Inline YARA grammar tags (the colon-separated tokens after the rule name) are resolved before they become KG edges:

Tag pattern Resolved type Example
T#### or attack.T#### (case-insensitive) AttackPattern T1218{"technique_id": "T1218"}
CVE_YYYY_NNNN or CVE-YYYY-NNNN (case-insensitive) Vulnerability CVE_2021_44228{"cve_id": "CVE-2021-44228"}
Known category token YaraTag APT{"namespace": "category", "name": "APT"}
Anything else YaraTag custom_tag{"namespace": "freeform", "name": "custom_tag"}

Known category tokens (case-insensitive match): APT, CRIME, CRIMEWARE, EXPL, HKTL, MAL, MALWARE, PUA, RAT, RANSOM, RANSOMWARE, SUSP, VULN, WEBSHELL.


Ingest API

ingest_rule(rule_source, mm, *, domain, tier, sync)(MemoryNote | None, list[dict])

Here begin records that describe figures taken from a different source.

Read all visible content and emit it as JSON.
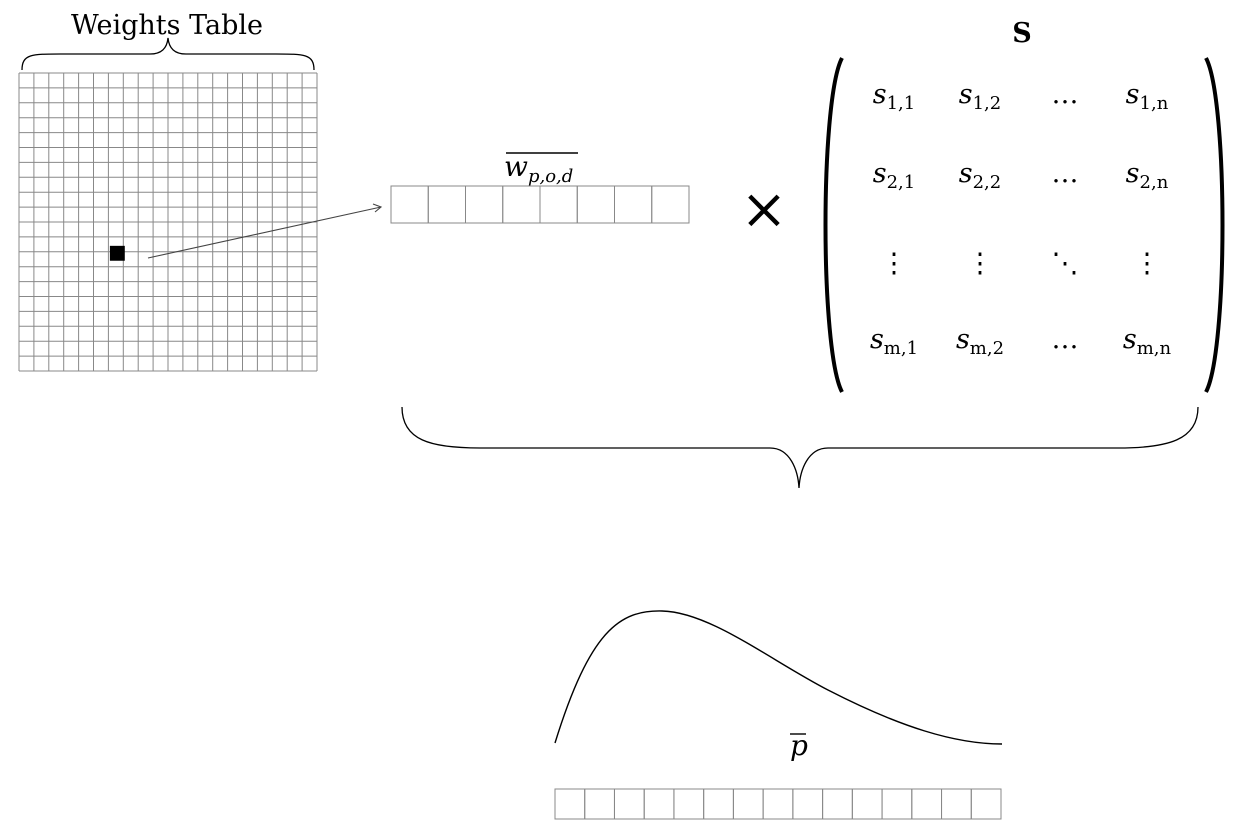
{
  "weights_table": {
    "title": "Weights Table",
    "rows": 20,
    "cols": 20,
    "highlight_cell": {
      "row": 12,
      "col": 7
    }
  },
  "weight_vector": {
    "label_base": "w",
    "label_sub": "p,o,d",
    "cells": 8
  },
  "operator": "×",
  "matrix": {
    "name": "S",
    "rows": [
      [
        {
          "b": "s",
          "s": "1,1"
        },
        {
          "b": "s",
          "s": "1,2"
        },
        {
          "b": "…",
          "s": ""
        },
        {
          "b": "s",
          "s": "1,n"
        }
      ],
      [
        {
          "b": "s",
          "s": "2,1"
        },
        {
          "b": "s",
          "s": "2,2"
        },
        {
          "b": "…",
          "s": ""
        },
        {
          "b": "s",
          "s": "2,n"
        }
      ],
      [
        {
          "b": "⋮",
          "s": ""
        },
        {
          "b": "⋮",
          "s": ""
        },
        {
          "b": "⋱",
          "s": ""
        },
        {
          "b": "⋮",
          "s": ""
        }
      ],
      [
        {
          "b": "s",
          "s": "m,1"
        },
        {
          "b": "s",
          "s": "m,2"
        },
        {
          "b": "…",
          "s": ""
        },
        {
          "b": "s",
          "s": "m,n"
        }
      ]
    ]
  },
  "output_vector": {
    "label": "p",
    "cells": 15
  }
}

Ingest a single YARA rule into a MemoryManager instance.

Parameter Type Default Description
rule_source str \| Path \| dict required Path to a .yar file, raw YARA text, or a pre-parsed plyara dict. When a file contains multiple rules, only the first is ingested.
mm MemoryManager required Must not be None; raises ValueError otherwise.
domain str "detection" Memory domain for the note.
tier str "warn" CCCS validation tier.
sync bool True Run MemoryManager enrichment inline.

Returns (None, relations) when strict-tier validation rejects the rule. relations is always a list (empty when the rule has no extractable entities).

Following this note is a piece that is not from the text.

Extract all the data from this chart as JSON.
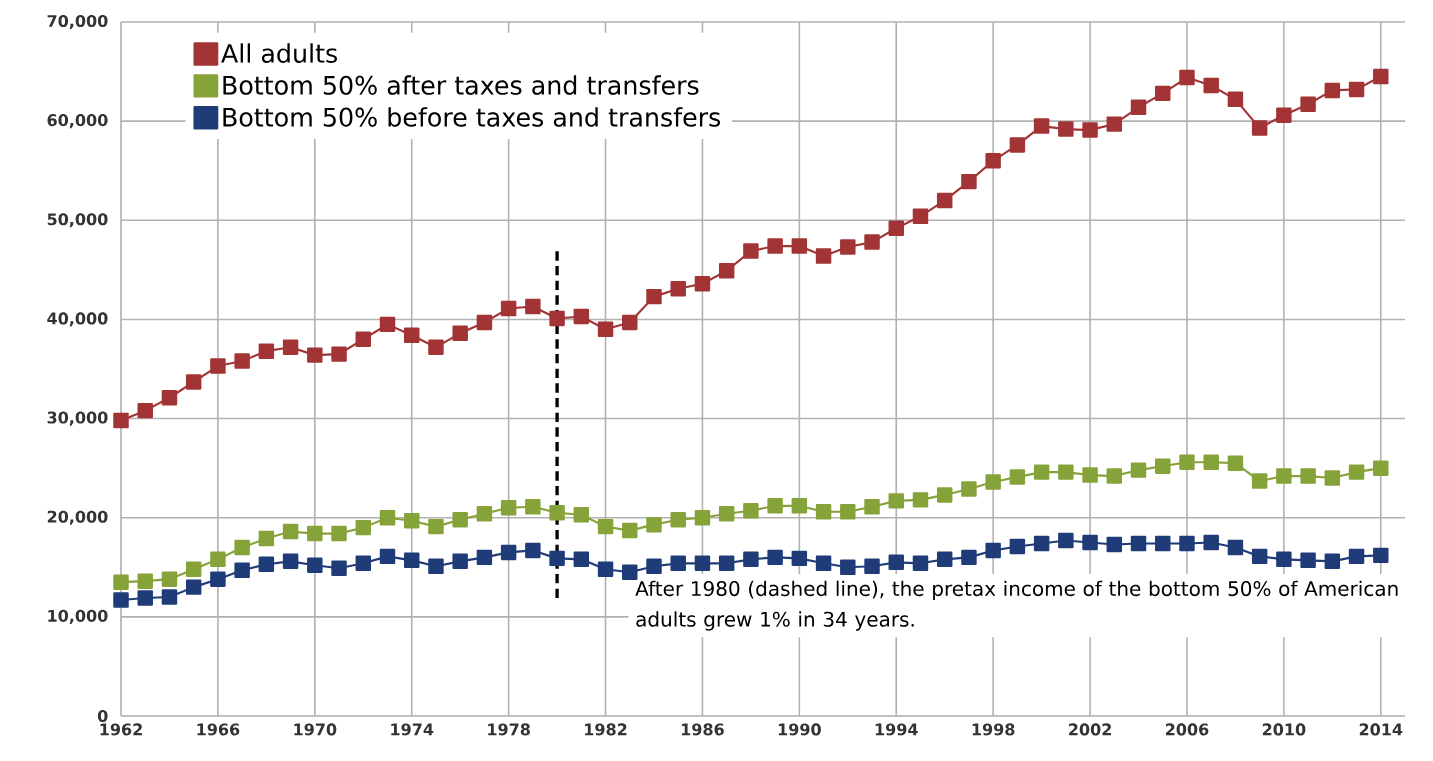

Idempotency. Before calling mm.remember, the ingest path checks for an existing note with source_ref = "yara:{rule_id}:{content_sha256[:12]}". If found, the rule is skipped and the existing note is returned.

ingest_rules_dir(path, mm, *, glob, tier, domain, bulk, flush_timeout)dict

Walk a directory tree and ingest every YARA rule file.

result = ingest_rules_dir("rules/", mm=mm, tier="warn", domain="detection")
# result == {"ingested": int, "skipped": int, "errors": list[str]}
Parameter Type Default Description
path str \| Path required Root directory to walk.
mm MemoryManager required Must not be None.
glob str "**/*.yar" Glob pattern for rule files. The default also sweeps for **/*.yara.
tier str "warn" CCCS validation tier.
domain str "detection" Memory domain for notes.
bulk bool False Defer enrichment and flush once after all rules. Pass True for large rule sets.
flush_timeout float \| None None Timeout in seconds passed to mm.flush() when bulk=True.

Security. Symlinks are never followed. Files whose resolved path escapes the root directory are skipped with a warning log.


CLI

python -m zettelforge.yara.ingest <path> [--tier TIER] [--dry-run] [--domain DOMAIN] [--json]
Flag Default Description
path required Path to a .yar file or directory
--tier warn strict, warn, or non_cccs
--dry-run off Parse, validate, and print a summary without writing to memory
--domain detection Memory domain for ingested notes
--json off Emit machine-readable JSON output

Exit codes: 0 on success; 1 on parse errors, strict-tier rejections, or I/O failures.

Dry-run a directory:

python -m zettelforge.yara.ingest tests/fixtures/yara/ --dry-run

Ingest with strict CCCS validation:

python -m zettelforge.yara.ingest rules/ --tier strict --domain detection

The LLM rule explainer is not invoked by this CLI command in v1. Explainer integration with the async enrichment worker is a v1.1 task.